電力用変圧器は絶縁油と絶縁材料から構成されている。これら構成材料は長時間の運転中に温度、酸素および水などの影響を受けて劣化が進行する。その中でも、交換できない絶縁紙の劣化は変圧器の寿命に大きく影響するものの1つとされている。セルロースから構成されている絶縁紙は巻線の導体被覆として使用されており、経年的に熱劣化を起こす。フルフラールはその分解生成物として知られている。フルフラール生成量と変圧器劣化度の指標値との関係が研究されており、0.002 mg/g未満の場合が正常値、0.002 mg/g ~ 0.0034 mg/gが要注意範囲、0.0034 mg/g超過の場合が危険値とされている1)。それにより、フルフラール濃度の定期的な測定は、停電や機器の損傷などトラブル防止、および電力用変圧器の余寿命の概略的な算出に繋がる。

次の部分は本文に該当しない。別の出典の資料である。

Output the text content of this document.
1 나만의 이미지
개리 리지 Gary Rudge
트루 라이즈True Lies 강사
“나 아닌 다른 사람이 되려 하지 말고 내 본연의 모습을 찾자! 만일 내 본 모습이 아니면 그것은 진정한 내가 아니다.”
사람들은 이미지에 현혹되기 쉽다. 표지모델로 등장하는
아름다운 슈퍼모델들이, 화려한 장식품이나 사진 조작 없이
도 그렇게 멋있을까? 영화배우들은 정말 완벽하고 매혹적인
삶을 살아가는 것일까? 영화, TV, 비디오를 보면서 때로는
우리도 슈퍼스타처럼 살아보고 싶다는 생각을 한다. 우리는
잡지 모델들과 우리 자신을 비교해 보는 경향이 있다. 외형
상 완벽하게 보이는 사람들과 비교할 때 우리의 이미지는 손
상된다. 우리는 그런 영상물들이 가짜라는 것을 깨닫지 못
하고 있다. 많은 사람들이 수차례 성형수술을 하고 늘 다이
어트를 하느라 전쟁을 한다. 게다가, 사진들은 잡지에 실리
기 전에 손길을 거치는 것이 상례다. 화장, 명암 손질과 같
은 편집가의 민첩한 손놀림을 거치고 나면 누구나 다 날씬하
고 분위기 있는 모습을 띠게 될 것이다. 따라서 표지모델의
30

また、電力用変圧器の絶縁油には鉱油が一般に使用されているが、近年から環境への負荷低減、安全性を考慮して植物油が使用・実用化されつつある。
今回、エーエムアール社製シングルマグネットミキサー(SMM) を装着したSPME用 Combi PAL (CTC Analytics社製)を用いて、植物系絶縁油である大豆油にフルフラールを添加した模擬サンプルの気相部分をサンプリングし、測定した。本定量分析を検討し、良好な結果が得られたので報告する。